Although South Asians have had a presence on the Malayan Peninsula for some 2,000 years, most of the present-day community traces its immigration back to the turn of this century. Nearly all of these more recent immigrants came as workers for the rubber plantations and, of this group, most were Tamils whose home villages were in and around Madras (although a smattering of other regions, most notably Malayalis from Kerala, were also represented in this migration). Small numbers of workers began to enter the region almost as soon as the first plantation ventures were launched in the colonies, although the actual number of immigrants was quite modest at first. By the turn of the century upwards of 40,000 workers were entering every year and, during the rubber-boom years of the middle-teens, over 100,000 South Indians were landing up in the Federated Malay States annually. Between 1844 and 1941 (the last year of immigration of this kind), over 2.7 million South Asian workers had immigrated to the Malayan Peninsula, and the permanent community was thought to number some 150,000.
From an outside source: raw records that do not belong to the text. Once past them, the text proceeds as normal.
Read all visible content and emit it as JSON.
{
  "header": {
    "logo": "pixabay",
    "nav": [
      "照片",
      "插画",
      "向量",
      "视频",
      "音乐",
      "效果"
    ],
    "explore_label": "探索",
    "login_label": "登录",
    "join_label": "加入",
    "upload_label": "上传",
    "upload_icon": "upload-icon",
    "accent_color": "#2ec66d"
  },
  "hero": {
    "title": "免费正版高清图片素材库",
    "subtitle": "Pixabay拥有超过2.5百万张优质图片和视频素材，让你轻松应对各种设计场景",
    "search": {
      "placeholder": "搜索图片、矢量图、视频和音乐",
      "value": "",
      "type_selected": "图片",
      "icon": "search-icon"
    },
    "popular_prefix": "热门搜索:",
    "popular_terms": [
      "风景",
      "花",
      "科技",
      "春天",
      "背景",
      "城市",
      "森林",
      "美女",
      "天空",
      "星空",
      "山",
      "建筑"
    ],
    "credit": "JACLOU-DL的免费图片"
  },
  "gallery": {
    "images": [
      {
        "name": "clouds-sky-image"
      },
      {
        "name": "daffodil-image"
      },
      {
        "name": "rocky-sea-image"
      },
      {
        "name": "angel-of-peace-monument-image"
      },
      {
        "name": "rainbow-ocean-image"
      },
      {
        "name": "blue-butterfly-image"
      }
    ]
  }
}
Given the material realities of the Malayan plantation economy (close, segregated living and working conditions, the prime importance of the kangani system of recruitment and supervision, etc.), the largely Tamil Indian community in Malaysia have remained an identifiable ethnicity within the current socio-cultural milieu. Largely working class and formally excluded from most top governmental and municipal positions (largely a result of the Bumi-Putra system of preference written into the Malaysian constitution), the Indian community in Malaysia tends to support labor unions and has a reputation for being quite active in left and generally oppositional politics.